Below the report summary three different panels give section-wise information regarding annotation of individual variation. Certain parameters common to each panel include variant position, heteroplasmy percentage, reference allele, alternate allele, amino acid change corresponding to mutation, gene within which the variant position falls, type of mutation and population frequency for the variant. In case more than one mutations co-exist in various proportions (>10%) within the mitochondrial DNA, the site is considered to be heteroplasmic and is marked with a * sign.

Nucleotides for which Heteroplasmy percentage is greater than 10% are considered to be the alternate alleles and are reported along with the corresponding percentage in the second column.

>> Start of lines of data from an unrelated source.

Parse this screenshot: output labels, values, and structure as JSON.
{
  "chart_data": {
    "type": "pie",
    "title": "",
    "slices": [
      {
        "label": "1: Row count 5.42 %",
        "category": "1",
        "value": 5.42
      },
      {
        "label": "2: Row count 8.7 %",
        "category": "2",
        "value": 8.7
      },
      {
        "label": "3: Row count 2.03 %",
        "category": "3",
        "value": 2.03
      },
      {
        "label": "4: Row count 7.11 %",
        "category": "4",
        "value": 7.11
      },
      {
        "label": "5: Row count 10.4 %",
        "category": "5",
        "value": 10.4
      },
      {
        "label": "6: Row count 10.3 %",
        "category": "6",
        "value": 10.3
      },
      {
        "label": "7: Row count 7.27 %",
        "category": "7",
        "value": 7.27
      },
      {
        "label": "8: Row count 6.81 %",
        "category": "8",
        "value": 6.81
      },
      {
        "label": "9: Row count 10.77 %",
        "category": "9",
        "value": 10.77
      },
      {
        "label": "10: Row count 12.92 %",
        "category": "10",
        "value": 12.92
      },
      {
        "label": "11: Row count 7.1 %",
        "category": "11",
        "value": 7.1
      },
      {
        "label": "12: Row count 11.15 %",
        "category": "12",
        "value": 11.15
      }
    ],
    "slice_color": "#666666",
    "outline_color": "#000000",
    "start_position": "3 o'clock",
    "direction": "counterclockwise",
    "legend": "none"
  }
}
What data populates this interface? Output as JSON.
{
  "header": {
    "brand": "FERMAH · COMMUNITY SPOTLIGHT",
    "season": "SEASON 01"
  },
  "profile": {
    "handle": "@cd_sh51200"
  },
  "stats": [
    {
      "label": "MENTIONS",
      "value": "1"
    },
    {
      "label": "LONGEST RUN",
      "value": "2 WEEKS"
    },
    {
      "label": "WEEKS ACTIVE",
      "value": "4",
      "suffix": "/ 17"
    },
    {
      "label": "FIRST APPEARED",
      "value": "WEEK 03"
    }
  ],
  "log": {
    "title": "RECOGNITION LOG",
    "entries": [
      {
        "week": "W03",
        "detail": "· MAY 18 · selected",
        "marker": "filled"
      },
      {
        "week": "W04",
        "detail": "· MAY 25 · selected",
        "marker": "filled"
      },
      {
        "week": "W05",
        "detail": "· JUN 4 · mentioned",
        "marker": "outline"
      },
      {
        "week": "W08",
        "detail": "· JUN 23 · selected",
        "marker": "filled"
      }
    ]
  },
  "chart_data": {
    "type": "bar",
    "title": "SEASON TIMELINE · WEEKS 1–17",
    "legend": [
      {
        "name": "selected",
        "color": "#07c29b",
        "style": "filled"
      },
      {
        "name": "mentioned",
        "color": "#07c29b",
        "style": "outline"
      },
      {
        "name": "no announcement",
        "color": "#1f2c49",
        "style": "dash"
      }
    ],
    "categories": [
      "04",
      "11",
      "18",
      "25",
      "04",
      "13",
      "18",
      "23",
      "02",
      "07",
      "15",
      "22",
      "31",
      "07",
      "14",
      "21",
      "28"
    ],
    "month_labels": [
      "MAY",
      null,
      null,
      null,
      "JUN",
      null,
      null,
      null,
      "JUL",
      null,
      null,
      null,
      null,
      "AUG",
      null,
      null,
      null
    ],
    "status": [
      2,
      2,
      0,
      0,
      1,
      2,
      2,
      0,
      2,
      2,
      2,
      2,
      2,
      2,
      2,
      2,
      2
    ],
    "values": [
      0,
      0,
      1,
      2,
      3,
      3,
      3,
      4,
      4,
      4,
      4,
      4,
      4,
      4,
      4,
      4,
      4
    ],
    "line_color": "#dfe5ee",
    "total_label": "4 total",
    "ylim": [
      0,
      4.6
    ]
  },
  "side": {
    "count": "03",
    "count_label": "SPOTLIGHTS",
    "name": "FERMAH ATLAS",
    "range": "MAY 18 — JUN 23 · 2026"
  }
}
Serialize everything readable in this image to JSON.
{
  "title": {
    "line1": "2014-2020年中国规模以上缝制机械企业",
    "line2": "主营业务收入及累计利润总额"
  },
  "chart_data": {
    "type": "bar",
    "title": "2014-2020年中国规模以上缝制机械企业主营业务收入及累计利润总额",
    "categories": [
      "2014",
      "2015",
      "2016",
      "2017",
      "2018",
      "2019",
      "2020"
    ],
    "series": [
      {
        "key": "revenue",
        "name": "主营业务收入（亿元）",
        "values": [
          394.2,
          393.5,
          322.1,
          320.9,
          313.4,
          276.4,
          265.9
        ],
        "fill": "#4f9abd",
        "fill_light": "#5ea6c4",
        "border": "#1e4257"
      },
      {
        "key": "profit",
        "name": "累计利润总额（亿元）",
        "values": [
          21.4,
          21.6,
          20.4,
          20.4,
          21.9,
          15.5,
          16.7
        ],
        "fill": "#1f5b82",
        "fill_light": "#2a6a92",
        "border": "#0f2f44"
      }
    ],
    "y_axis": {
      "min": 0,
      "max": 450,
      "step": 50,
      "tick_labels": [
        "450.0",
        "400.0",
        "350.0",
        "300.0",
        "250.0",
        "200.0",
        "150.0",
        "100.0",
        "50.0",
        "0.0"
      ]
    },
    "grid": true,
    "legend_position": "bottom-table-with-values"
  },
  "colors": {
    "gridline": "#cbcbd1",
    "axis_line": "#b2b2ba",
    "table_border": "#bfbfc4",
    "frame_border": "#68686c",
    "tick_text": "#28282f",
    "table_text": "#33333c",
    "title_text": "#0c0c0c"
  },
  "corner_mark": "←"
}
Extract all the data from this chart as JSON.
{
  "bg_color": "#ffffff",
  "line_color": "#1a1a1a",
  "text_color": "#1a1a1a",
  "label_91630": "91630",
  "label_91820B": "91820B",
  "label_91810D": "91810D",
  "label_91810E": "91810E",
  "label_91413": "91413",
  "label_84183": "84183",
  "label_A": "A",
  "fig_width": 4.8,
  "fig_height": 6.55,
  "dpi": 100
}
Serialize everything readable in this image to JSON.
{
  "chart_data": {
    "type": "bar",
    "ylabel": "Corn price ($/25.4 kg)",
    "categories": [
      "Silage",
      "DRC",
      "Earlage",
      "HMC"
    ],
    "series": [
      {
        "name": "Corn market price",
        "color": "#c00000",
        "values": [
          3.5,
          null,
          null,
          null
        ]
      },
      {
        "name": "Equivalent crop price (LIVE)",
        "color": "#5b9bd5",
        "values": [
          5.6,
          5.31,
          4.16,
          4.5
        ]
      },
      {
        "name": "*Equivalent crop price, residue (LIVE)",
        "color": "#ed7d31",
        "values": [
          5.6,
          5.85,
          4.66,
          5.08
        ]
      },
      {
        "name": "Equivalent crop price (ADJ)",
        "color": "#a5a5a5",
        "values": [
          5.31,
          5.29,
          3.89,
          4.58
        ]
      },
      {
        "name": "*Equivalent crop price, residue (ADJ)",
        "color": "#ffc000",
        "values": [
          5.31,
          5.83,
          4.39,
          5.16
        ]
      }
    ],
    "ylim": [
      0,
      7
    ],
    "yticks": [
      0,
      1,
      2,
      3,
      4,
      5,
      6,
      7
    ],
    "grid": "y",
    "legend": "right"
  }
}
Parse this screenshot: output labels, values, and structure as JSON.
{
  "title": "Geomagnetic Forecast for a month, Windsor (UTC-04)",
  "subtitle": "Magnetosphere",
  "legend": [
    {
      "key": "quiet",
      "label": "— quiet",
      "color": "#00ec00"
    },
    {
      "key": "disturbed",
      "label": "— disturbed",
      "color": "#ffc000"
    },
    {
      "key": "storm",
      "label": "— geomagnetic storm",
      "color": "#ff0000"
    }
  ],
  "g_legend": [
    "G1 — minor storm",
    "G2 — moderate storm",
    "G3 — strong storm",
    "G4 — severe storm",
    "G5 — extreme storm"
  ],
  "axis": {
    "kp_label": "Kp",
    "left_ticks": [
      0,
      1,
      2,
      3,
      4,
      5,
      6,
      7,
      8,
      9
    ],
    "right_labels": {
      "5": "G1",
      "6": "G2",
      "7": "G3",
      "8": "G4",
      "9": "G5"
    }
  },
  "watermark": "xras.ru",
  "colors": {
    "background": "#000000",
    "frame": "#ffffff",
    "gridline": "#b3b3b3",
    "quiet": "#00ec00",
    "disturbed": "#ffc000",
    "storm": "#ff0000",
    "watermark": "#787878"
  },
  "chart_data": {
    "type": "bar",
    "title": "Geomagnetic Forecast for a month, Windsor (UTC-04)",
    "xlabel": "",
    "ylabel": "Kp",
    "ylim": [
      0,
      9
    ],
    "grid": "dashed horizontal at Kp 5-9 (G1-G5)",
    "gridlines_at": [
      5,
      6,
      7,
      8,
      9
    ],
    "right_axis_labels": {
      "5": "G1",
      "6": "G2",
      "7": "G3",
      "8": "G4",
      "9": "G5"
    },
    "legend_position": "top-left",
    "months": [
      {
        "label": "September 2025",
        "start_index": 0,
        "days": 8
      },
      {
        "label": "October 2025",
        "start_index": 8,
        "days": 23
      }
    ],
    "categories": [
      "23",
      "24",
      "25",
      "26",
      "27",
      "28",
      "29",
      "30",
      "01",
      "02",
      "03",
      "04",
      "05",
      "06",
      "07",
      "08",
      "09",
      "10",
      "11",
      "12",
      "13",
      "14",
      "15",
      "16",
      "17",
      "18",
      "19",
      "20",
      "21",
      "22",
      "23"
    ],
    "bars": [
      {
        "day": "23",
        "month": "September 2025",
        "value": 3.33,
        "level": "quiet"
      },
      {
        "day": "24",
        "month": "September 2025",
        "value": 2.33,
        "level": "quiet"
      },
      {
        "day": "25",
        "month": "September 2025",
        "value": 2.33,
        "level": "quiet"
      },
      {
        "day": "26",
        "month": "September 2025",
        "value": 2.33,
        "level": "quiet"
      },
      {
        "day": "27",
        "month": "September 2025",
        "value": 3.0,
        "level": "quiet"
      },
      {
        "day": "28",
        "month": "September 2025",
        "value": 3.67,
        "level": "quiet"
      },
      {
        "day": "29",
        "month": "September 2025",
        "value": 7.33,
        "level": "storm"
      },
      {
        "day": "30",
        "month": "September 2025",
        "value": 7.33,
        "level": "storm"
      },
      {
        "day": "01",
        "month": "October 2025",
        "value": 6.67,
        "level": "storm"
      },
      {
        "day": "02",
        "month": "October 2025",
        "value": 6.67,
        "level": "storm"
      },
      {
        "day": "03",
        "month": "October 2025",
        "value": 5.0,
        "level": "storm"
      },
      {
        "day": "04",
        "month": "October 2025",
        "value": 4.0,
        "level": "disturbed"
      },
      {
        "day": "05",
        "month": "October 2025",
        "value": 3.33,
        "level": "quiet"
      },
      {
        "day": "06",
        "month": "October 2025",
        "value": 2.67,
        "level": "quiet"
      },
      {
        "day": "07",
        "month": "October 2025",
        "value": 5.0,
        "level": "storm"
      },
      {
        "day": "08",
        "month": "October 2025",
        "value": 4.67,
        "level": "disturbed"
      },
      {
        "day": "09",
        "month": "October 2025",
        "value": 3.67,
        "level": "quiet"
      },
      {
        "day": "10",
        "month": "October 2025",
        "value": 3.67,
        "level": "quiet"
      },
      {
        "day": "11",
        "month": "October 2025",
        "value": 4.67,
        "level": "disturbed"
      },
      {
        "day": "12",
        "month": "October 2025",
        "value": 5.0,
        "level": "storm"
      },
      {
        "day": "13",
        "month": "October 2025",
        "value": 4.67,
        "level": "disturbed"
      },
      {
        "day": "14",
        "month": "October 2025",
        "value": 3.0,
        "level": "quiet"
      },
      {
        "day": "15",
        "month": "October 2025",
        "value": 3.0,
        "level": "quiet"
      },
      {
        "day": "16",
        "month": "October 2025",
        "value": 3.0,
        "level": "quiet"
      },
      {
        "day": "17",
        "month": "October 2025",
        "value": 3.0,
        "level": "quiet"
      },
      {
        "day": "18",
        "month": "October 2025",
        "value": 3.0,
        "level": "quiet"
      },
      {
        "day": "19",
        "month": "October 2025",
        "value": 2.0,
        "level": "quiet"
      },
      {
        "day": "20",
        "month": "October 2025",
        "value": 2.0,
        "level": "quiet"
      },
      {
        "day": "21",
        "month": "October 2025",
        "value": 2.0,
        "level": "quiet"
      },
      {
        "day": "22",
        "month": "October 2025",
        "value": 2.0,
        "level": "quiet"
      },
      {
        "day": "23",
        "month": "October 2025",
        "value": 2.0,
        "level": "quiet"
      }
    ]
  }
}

Heteroplasmy percentage = (Number of A/T/G/C x 100)/Total Number of Reads

Description of column names:

Column Name	Description
Variant	Variant Position
Heteroplasmy %	Percentage of heteroplasmic frequency
Ref Allele	Reference Allele
Alt Allele	Alternate Allele
AA Position	Amino Acid Position
AA Change	Change in Amino Acid
Gene	Mitochondrial DNA Function Location (Gene Loci)
Disease	Associated Disease
Syn/Non-Syn	Type of mutation - Synonymous or Non - Synonymous
Pop Freq	Population Frequency
Homoplasmy	'+' If Homoplasmic at variant position
Heteroplasmy	'+' If Heteroplasmic at variant position
SIFT Prediction	Whether the non-synonymous mutation is Tolerated or Deleterious

Phenotype Association panel:

All the variations that are associated with phenotype and thus have disease association are reported under this panel. 8th column reports the corresponding disease that might be seen in case of variation at that particular position.

Novel Variants panel:

All the variations that are not reported in any other database as of now are considered to be novel and their corresponding information is shown within this panel. SIFT annotations are provided for the non-synonymous novel variants to analyze the effect of amino acid substitution on the protein function based upon structural change in protein.

Mapped Variants panel:

This panel enlists information regarding those variations that have already been reported in any of the existing databases. Position 3107, represented by an "N" is the error nucleotide in the original CRS that is maintained in the revised sequence as a gap. This error position shall always be detected as one of the heteroplasmic sites.